Kahlan legte ihm das Messer in die geöffnete Hand.
Ein triumphierendes Grinsen ging über sein Gesicht. »Danke, Schätzchen.«
Dann drehte er sich urplötzlich herum und stieß es dem Mann, dem es gehörte, mit einer wuchtigen Bewegung mitten ins Gesicht. Ein lautes Knirschen hallte in der feuchten Luft wider, als der Knochen splitterte. Der Mann brach tot im Morast zusammen, das hervorschießende Blut ein schockierender Anblick im grauen Dämmer. Er hatte nicht einmal mehr Zeit zu schreien, ehe er starb.
»Da hast du dein Messer zurück«, schrie er den am Boden Liegenden an. Er richtete seine Aufmerksamkeit auf die verblüfften Mienen der Sonderbewacher Kahlans. »Ich schlage vor, ab sofort werdet ihr besser auf eure Waffen aufpassen als euer Kamerad hier. Sollte sie einem von euch noch einmal eine Waffe abnehmen und ihn nicht damit töten, werde ich es tun. Habe ich mich einfach genug ausgedrückt, dass ihr das alle begreift?«
Wie aus einem Munde antworteten sie: »Ja, Exzellenz.«
Er bückte sich, riss die schluchzende Julian auf die Beine und hielt sie mühelos in einer Hand, sodass nur ihre Zehen den Boden berührten.
»Weißt du, wie viele Knochen der menschliche Körper hat?« Kahlan unterdrückte ihre Tränen. »Nein.«
Er zuckte mit den Achseln. »Ich auch nicht. Aber ich weiß, wie ich es herausfinden kann. Wir könnten ihr die Knochen einen nach dem anderen brechen und dabei jedes Knacken zählen.«
»Bitte ...«, flehte Kahlan, die sich mächtig anstrengen musste, ihr Schluchzen zu unterdrücken.
Jagang stieß die Kleine zu Kahlan hinüber, als machte er ihr eine lebensgroße Puppe zum Geschenk.
»Ab sofort bist du für ihr Leben verantwortlich. Wann immer du mein Missfallen erregst, werde ich ihr einen Knochen brechen. Die genaue Zahl der Knochen in ihrem kleinen, schmächtigen Körper ist mir nicht bekannt, aber ich bin mir sicher, dass es sehr viele sind.« Er hob eine Braue. »Und ich weiß, wie leicht mein Missfallen zu erregen ist.

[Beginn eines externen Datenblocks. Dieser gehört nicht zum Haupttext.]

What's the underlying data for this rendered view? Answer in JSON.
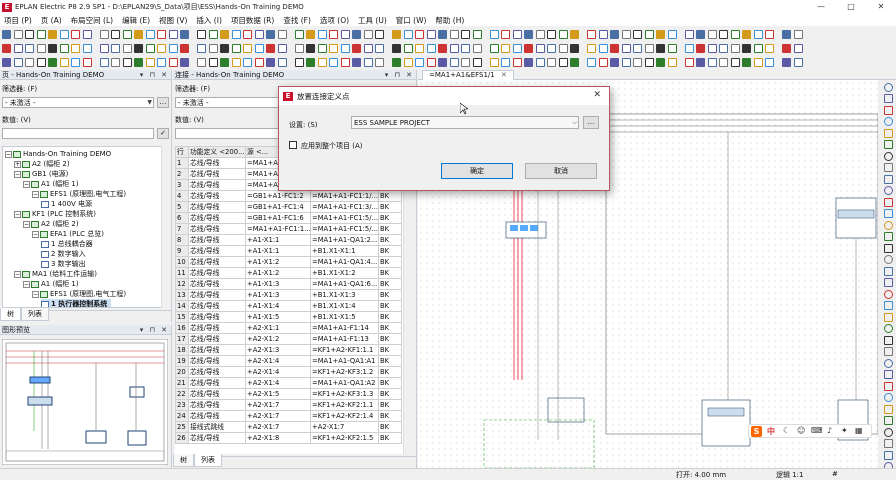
{
  "window": {
    "title": "EPLAN Electric P8 2.9 SP1 - D:\\EPLAN29\\S_Data\\项目\\ESS\\Hands-On Training DEMO",
    "controls": [
      "—",
      "□",
      "✕"
    ]
  },
  "menu": [
    "项目 (P)",
    "页 (A)",
    "布局空间 (L)",
    "编辑 (E)",
    "视图 (V)",
    "插入 (I)",
    "项目数据 (R)",
    "查找 (F)",
    "选项 (O)",
    "工具 (U)",
    "窗口 (W)",
    "帮助 (H)"
  ],
  "page_panel": {
    "title": "页 - Hands-On Training DEMO",
    "filter_label": "筛选器: (F)",
    "filter_value": "- 未激活 -",
    "value_label": "数值: (V)",
    "tree": [
      {
        "level": 0,
        "label": "Hands-On Training DEMO",
        "expander": "−",
        "kind": "folder"
      },
      {
        "level": 1,
        "label": "A2 (幅柜 2)",
        "expander": "+",
        "kind": "folder"
      },
      {
        "level": 1,
        "label": "GB1 (电源)",
        "expander": "−",
        "kind": "folder"
      },
      {
        "level": 2,
        "label": "A1 (幅柜 1)",
        "expander": "−",
        "kind": "folder"
      },
      {
        "level": 3,
        "label": "EFS1 (原理图,电气工程)",
        "expander": "−",
        "kind": "folder"
      },
      {
        "level": 4,
        "label": "1 400V 电源",
        "expander": "",
        "kind": "doc"
      },
      {
        "level": 1,
        "label": "KF1 (PLC 控制系统)",
        "expander": "−",
        "kind": "folder"
      },
      {
        "level": 2,
        "label": "A2 (幅柜 2)",
        "expander": "−",
        "kind": "folder"
      },
      {
        "level": 3,
        "label": "EFA1 (PLC 总览)",
        "expander": "−",
        "kind": "folder"
      },
      {
        "level": 4,
        "label": "1 总线耦合器",
        "expander": "",
        "kind": "doc"
      },
      {
        "level": 4,
        "label": "2 数字输入",
        "expander": "",
        "kind": "doc"
      },
      {
        "level": 4,
        "label": "3 数字输出",
        "expander": "",
        "kind": "doc"
      },
      {
        "level": 1,
        "label": "MA1 (给料工件运输)",
        "expander": "−",
        "kind": "folder"
      },
      {
        "level": 2,
        "label": "A1 (幅柜 1)",
        "expander": "−",
        "kind": "folder"
      },
      {
        "level": 3,
        "label": "EFS1 (原理图,电气工程)",
        "expander": "−",
        "kind": "folder"
      },
      {
        "level": 4,
        "label": "1 执行器控制系统",
        "expander": "",
        "kind": "doc",
        "bold": true
      }
    ],
    "tabs": [
      "树",
      "列表"
    ]
  },
  "preview_panel": {
    "title": "图形预览"
  },
  "connection_panel": {
    "title": "连接 - Hands-On Training DEMO",
    "filter_label": "筛选器: (F)",
    "filter_value": "- 未激活 -",
    "value_label": "数值: (V)",
    "columns": [
      "行",
      "功能定义 <200...",
      "源 <...",
      "",
      ""
    ],
    "rows": [
      [
        "1",
        "芯线/导线",
        "=MA1+A",
        "",
        ""
      ],
      [
        "2",
        "芯线/导线",
        "=MA1+A",
        "",
        ""
      ],
      [
        "3",
        "芯线/导线",
        "=MA1+A",
        "",
        ""
      ],
      [
        "4",
        "芯线/导线",
        "=GB1+A1-FC1:2",
        "=MA1+A1-FC1:1/...",
        "BK"
      ],
      [
        "5",
        "芯线/导线",
        "=GB1+A1-FC1:4",
        "=MA1+A1-FC1:3/...",
        "BK"
      ],
      [
        "6",
        "芯线/导线",
        "=GB1+A1-FC1:6",
        "=MA1+A1-FC1:5/...",
        "BK"
      ],
      [
        "7",
        "芯线/导线",
        "=MA1+A1-FC1:1...",
        "=MA1+A1-FC1:5/...",
        "BK"
      ],
      [
        "8",
        "芯线/导线",
        "+A1-X1:1",
        "=MA1+A1-QA1:2...",
        "BK"
      ],
      [
        "9",
        "芯线/导线",
        "+A1-X1:1",
        "+B1.X1-X1:1",
        "BK"
      ],
      [
        "10",
        "芯线/导线",
        "+A1-X1:2",
        "=MA1+A1-QA1:4...",
        "BK"
      ],
      [
        "11",
        "芯线/导线",
        "+A1-X1:2",
        "+B1.X1-X1:2",
        "BK"
      ],
      [
        "12",
        "芯线/导线",
        "+A1-X1:3",
        "=MA1+A1-QA1:6...",
        "BK"
      ],
      [
        "13",
        "芯线/导线",
        "+A1-X1:3",
        "+B1.X1-X1:3",
        "BK"
      ],
      [
        "14",
        "芯线/导线",
        "+A1-X1:4",
        "+B1.X1-X1:4",
        "BK"
      ],
      [
        "15",
        "芯线/导线",
        "+A1-X1:5",
        "+B1.X1-X1:5",
        "BK"
      ],
      [
        "16",
        "芯线/导线",
        "+A2-X1:1",
        "=MA1+A1-F1:14",
        "BK"
      ],
      [
        "17",
        "芯线/导线",
        "+A2-X1:2",
        "=MA1+A1-F1:13",
        "BK"
      ],
      [
        "18",
        "芯线/导线",
        "+A2-X1:3",
        "=KF1+A2-KF1:1.1",
        "BK"
      ],
      [
        "19",
        "芯线/导线",
        "+A2-X1:4",
        "=MA1+A1-QA1:A1",
        "BK"
      ],
      [
        "20",
        "芯线/导线",
        "+A2-X1:4",
        "=KF1+A2-KF3:1.2",
        "BK"
      ],
      [
        "21",
        "芯线/导线",
        "+A2-X1:4",
        "=MA1+A1-QA1:A2",
        "BK"
      ],
      [
        "22",
        "芯线/导线",
        "+A2-X1:5",
        "=KF1+A2-KF3:1.3",
        "BK"
      ],
      [
        "23",
        "芯线/导线",
        "+A2-X1:7",
        "=KF1+A2-KF2:1.1",
        "BK"
      ],
      [
        "24",
        "芯线/导线",
        "+A2-X1:7",
        "=KF1+A2-KF2:1.4",
        "BK"
      ],
      [
        "25",
        "接线式跳线",
        "+A2-X1:7",
        "+A2-X1:7",
        "BK"
      ],
      [
        "26",
        "芯线/导线",
        "+A2-X1:8",
        "=KF1+A2-KF2:1.5",
        "BK"
      ]
    ],
    "tabs": [
      "树",
      "列表"
    ]
  },
  "document_tab": {
    "label": "=MA1+A1&EFS1/1"
  },
  "dialog": {
    "title": "放置连接定义点",
    "setting_label": "设置: (S)",
    "setting_value": "ESS SAMPLE PROJECT",
    "browse_label": "...",
    "apply_label": "应用到整个项目 (A)",
    "ok_label": "确定",
    "cancel_label": "取消"
  },
  "status": {
    "open": "打开: 4.00 mm",
    "logic": "逻辑 1:1",
    "hash": "#"
  },
  "ime": {
    "s_label": "S",
    "zh_label": "中"
  },
  "colors": {
    "accent": "#c8102e",
    "tab_active": "#ffffff",
    "grid_line": "#cfcfcf",
    "selection": "#cce0f5"
  }
}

Solltest du mehr als nur mein Missfallen erregen, werde ich sie vor deinen Augen foltern lassen. Ich verfüge über wahre Experten in dieser hohen Kunst.« Stürme aus grauen Schatten trieben durch seine tiefschwarzen Augen. »Sie verstehen sich meisterlich darauf, Menschen selbst unter unvorstellbaren Qualen noch lange Zeit am Leben zu halten. Sollte sie dennoch an der Folter sterben, werde ich mich an dir schadlos halten müssen.«
Kahlan zog den blutverschmierten Kopf der beklagenswerten Kleinen fest an ihre Brust. Als diese ihr leise schluchzend gestehen wollte, wie leid es ihr tue, dass sie sich hatte erwischen lassen, brachte Kahlan sie sanft zum Schweigen.
»Hast du mich verstanden?«, verlangte Jagang mit tödlich ruhiger Stimme zu wissen.